Footballeur politique
Henry, peut-être conscient que son ego affleurait trop facilement, a toujours soigneusement calculé sa communication, non sans talent dans l’exercice. Joueur à la fois intéressant et très politique, il savait aussi se taire et laisser des relais de poids dans la presse défendre ses intérêts.
Pas spécialement individualiste sur le terrain, malgré son logiciel de buteur, Henry a ainsi été un très bon lobbyiste pour lui-même. Immense joueur de club, statufié de son vivant par Arsenal, il a bénéficié d’un respect considérable, dont on sentait néanmoins qu’il était fait d’admiration plus que de sympathie, et d’une adhésion plus médiatique que populaire.
En équipe de France, le meilleur buteur de l’histoire des Bleus a ainsi paru, sur la fin, plus enclin à défendre son statut qu’à le justifier. Lors de la désastreuse Coupe du monde 2010, où il ne dut sa présence qu’à une démarche personnelle auprès de Raymond Domenech, déchu de ses qualités de capitaine et de titulaire, il resta spectateur de la mutinerie.
Cet épisode, après celui de la fameuse main contre l’Irlande, acheva d’altérer son image, et le sélectionneur le compara plus tard à Nicolas Anelka et Franck Ribéry : « Tout tourne autour de leur nombril. Quand tout marche, ils marchent avec les autres, mais ne sont pas des moteurs » (Tout seul, éd. Flammarion, 2012).
Goût du sacrifice
Au cours de sa carrière de joueur, Thierry Henry n’a donc pas tout contrôlé.
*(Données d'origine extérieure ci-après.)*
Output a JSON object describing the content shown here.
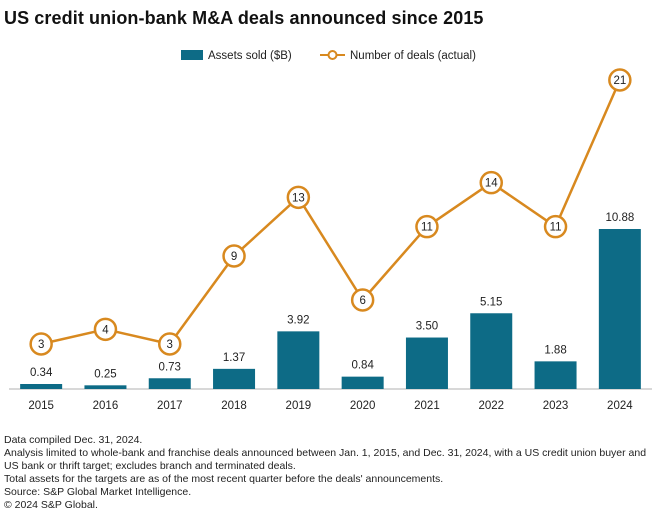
{
  "title": "US credit union-bank M&A deals announced since 2015",
  "legend": {
    "bars_label": "Assets sold ($B)",
    "line_label": "Number of deals (actual)"
  },
  "colors": {
    "bar": "#0d6b86",
    "line": "#d8891f",
    "axis": "#b0b0b0",
    "text": "#1f1f1f"
  },
  "chart_data": {
    "type": "bar",
    "title": "US credit union-bank M&A deals announced since 2015",
    "categories": [
      "2015",
      "2016",
      "2017",
      "2018",
      "2019",
      "2020",
      "2021",
      "2022",
      "2023",
      "2024"
    ],
    "series": [
      {
        "name": "Assets sold ($B)",
        "type": "bar",
        "values": [
          0.34,
          0.25,
          0.73,
          1.37,
          3.92,
          0.84,
          3.5,
          5.15,
          1.88,
          10.88
        ],
        "labels": [
          "0.34",
          "0.25",
          "0.73",
          "1.37",
          "3.92",
          "0.84",
          "3.50",
          "5.15",
          "1.88",
          "10.88"
        ]
      },
      {
        "name": "Number of deals (actual)",
        "type": "line",
        "values": [
          3,
          4,
          3,
          9,
          13,
          6,
          11,
          14,
          11,
          21
        ],
        "labels": [
          "3",
          "4",
          "3",
          "9",
          "13",
          "6",
          "11",
          "14",
          "11",
          "21"
        ]
      }
    ],
    "grid": false,
    "legend_position": "top-center"
  },
  "notes": [
    "Data compiled Dec. 31, 2024.",
    "Analysis limited to whole-bank and franchise deals announced between Jan. 1, 2015, and Dec. 31, 2024, with a US credit union buyer and US bank or thrift target; excludes branch and terminated deals.",
    "Total assets for the targets are as of the most recent quarter before the deals' announcements.",
    "Source: S&P Global Market Intelligence.",
    "© 2024 S&P Global."
  ]
}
Son altruisme et son leadership ont régulièrement été questionnés, et sa personnalité est restée au centre des critiques – dès sa première reconversion en tant que consultant sur Sky Sports, où il fut jugé fade et distant.
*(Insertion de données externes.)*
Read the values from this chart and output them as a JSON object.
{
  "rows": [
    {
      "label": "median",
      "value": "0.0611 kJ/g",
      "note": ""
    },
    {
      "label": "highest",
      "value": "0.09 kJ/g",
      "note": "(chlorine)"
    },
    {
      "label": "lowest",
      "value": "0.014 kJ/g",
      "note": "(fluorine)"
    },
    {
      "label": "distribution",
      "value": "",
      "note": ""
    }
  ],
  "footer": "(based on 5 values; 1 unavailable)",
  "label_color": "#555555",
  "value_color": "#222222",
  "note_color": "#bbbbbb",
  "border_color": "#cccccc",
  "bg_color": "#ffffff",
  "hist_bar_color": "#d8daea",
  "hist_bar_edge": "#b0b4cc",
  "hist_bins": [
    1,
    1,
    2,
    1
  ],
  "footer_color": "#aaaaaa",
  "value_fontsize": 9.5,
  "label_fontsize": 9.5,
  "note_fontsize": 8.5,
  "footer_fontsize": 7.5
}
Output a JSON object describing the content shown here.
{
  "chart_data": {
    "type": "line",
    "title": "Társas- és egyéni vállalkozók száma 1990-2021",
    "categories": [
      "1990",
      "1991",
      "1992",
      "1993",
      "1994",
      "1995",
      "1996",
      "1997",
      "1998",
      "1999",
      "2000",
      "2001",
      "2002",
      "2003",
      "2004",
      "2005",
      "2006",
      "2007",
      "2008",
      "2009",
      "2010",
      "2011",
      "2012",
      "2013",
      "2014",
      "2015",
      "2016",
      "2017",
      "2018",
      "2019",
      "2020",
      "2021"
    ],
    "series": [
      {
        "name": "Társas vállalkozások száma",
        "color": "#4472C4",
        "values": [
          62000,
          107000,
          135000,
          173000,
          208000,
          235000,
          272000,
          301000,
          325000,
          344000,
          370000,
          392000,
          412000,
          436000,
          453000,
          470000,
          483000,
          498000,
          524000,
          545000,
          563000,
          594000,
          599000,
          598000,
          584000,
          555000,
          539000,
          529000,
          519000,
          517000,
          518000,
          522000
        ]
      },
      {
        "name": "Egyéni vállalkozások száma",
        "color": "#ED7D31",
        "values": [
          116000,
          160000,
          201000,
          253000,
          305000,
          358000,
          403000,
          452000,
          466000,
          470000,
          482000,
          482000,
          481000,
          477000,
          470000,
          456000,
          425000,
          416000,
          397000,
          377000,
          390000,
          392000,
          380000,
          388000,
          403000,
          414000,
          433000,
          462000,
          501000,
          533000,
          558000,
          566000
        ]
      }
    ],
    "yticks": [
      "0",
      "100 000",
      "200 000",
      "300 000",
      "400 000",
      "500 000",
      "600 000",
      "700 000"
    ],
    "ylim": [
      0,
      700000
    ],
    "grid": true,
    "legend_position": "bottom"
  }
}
Arsène Wenger, l’évoquant conjointement avec Patrick Vieira (lui aussi lancé cette saison, à l’OGC Nice), s’est interrogé en juillet 2018 au micro de RTL : « Évidemment, ils ont toutes les qualités. Ils sont intelligents, ils connaissent le football, ils maîtrisent tout ce qu’ils font. Mais est-ce qu’ils veulent se sacrifier pour ne faire que ça ? ».
Des débuts d’entraîneur sont souvent un quitte ou double, et tout le monde n’est pas touché par la grâce d’un Zinédine Zidane – Claude Makelele peut en témoigner. Encore faut-il se souvenir que Didier Deschamps avait lui aussi mal entamé sa seconde carrière… à Monaco, où il flirta avec la relégation et le licenciement avant d’amender sa méthode et d’amorcer un parcours exceptionnel.
« Les bons entraîneurs sont ceux qui survivent aux déceptions », a confié Arsène Wenger à L’Équipe, en octobre 2018. Faire preuve de résilience et de capacité à changer, c’est bien le défi auquel est confronté Thierry Henry, dans l’urgence.